The first step in answering the most important question in the credit-card business–am I getting a positive return from these slabs of plastic and metal?–is to ignore the “up to” estimates of potential rewards for each card, what View From the Wing blogger Gary Leff calls the coupon book pitch. Instead, only look at credits or discounts offered for expenses you already incur.

For example, United’s offer of $150 a year back in ride-hail credits is worth counting, looking at how often I use Uber and Lyft (FYI, Waymo robotaxis qualify for this too). But I’m not banking on $100 in United travel credit for car rentals booked through the airline’s portal, because I rarely rent cars for work, and when I do I book them through Costco for a cheaper and more flexible rental.

With the Sapphire Reserve, there’s a $120 annual credit on Lyft that also seems worth near its advertised value. But I’m having a harder time assessing the new $300 dining credit, because the restaurants that qualify are higher-end establishments and only nine of them are in the D.C. area. Same goes for the comped Apple TV+ and Apple Music subscriptions; I would like to finish binge-watching For All Mankind, but that hasn’t been enough of a priority for me to subscribe on my own.
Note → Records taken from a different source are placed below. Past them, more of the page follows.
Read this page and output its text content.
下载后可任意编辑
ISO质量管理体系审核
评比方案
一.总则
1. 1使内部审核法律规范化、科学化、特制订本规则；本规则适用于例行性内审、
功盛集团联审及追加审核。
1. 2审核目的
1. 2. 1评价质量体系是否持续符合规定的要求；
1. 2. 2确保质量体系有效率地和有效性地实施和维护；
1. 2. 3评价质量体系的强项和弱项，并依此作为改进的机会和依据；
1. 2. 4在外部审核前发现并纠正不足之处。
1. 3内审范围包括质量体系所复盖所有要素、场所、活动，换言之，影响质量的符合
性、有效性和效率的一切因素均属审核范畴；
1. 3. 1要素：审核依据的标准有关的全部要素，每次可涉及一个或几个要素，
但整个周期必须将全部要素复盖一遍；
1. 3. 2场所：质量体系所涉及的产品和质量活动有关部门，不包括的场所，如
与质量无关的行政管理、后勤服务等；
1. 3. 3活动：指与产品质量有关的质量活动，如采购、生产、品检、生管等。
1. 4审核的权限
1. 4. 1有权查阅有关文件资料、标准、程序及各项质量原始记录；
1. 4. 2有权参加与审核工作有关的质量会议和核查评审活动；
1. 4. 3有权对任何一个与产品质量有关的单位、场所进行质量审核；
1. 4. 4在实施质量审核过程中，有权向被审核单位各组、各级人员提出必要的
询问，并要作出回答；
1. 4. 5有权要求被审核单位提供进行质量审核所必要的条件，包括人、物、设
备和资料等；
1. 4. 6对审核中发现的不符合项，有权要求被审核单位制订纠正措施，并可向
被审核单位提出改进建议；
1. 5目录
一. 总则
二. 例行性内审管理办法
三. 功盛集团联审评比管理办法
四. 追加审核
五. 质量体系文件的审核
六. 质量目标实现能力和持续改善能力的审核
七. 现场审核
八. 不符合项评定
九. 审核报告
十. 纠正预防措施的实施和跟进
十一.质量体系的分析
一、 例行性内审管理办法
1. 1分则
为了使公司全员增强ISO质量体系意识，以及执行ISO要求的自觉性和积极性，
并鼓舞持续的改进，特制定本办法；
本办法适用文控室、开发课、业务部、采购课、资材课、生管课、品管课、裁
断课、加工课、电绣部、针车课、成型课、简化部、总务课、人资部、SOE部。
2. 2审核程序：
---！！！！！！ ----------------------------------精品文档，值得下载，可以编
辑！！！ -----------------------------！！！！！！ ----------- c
As for our Venture X card, Capital One taking away free guest access to its growing set of airport lounges–even if you’re an authorized user of a primary account holder–wrecks its utility on family travel. That $395-a-year card itself remains easy to turn into a free card, between the $300 annual credit on travel booked through Cap One’s travel portal and the annual award of 10,000 points that you can use to zero out $100 in travel purchases.

I get that Capital One is facing a growing problem of crowds at its lounges; I’ve had to skip its IAD lounge because there was a waitlist to get in. But this is still a drastic cutback, and rewarding the company for it by getting a second card (my wife is the primary account holder) seems wrong, even if it would cost us nothing in practice. Maybe I’m overthinking that.

As I started researching this, I came across the fabulously detailed “Which Premium Credit Cards are Keepers?” Google Docs spreadsheet maintained by Frequent Miler blogger Greg Davis-Kean–that’s how I learned that United added a Global Entry renewal credit to my card, which previously didn’t cover it. If you, too, are now wrestling with this math, it’s worth some of your time.

If you’re like me, that time will also have to include adding up the value you’ve derived from using the miles and points generated by these cards, which itself depends on the redemption rates of airlines and hotels that are themselves constantly subject to devaluation. And with the Sapphire Reserve, there are now different earning rates to calculate, including a noteworthy increase in points for travel purchases made directly with airlines and hotels.

The card issuers, meanwhile, should contemplate the cognitive-load costs they’re imposing on their customers. The alternative here is not people switching to a competing travel-rewards card but bailing out on this entire category in favor of a straightforward cash-back offering like the Citi Double Cash card my wife and I use for everyday purchases. That offers a 2% return and an annual fee of zero, both of which have stayed constant since I opened that account almost 10 years ago.

(Don’t get any ideas here, Citi.)

#airportLounge #CapitalOneVentureX #cashBackCards #ChaseSapphireReserve #ChaseUnitedClubBusiness #CitiDoubleCash #creditCard #creditCards #loungeAccess #premiumCreditCards #travelRewardsCards #unbonusedSpend #UnitedAirlines

A Chase United Club business card, a Chase Sapphire Reserve card, and a Capital One Venture X card held in front of a copy of the "Which Premium Credit Cards are Keepers?" Google Doc spreadsheet.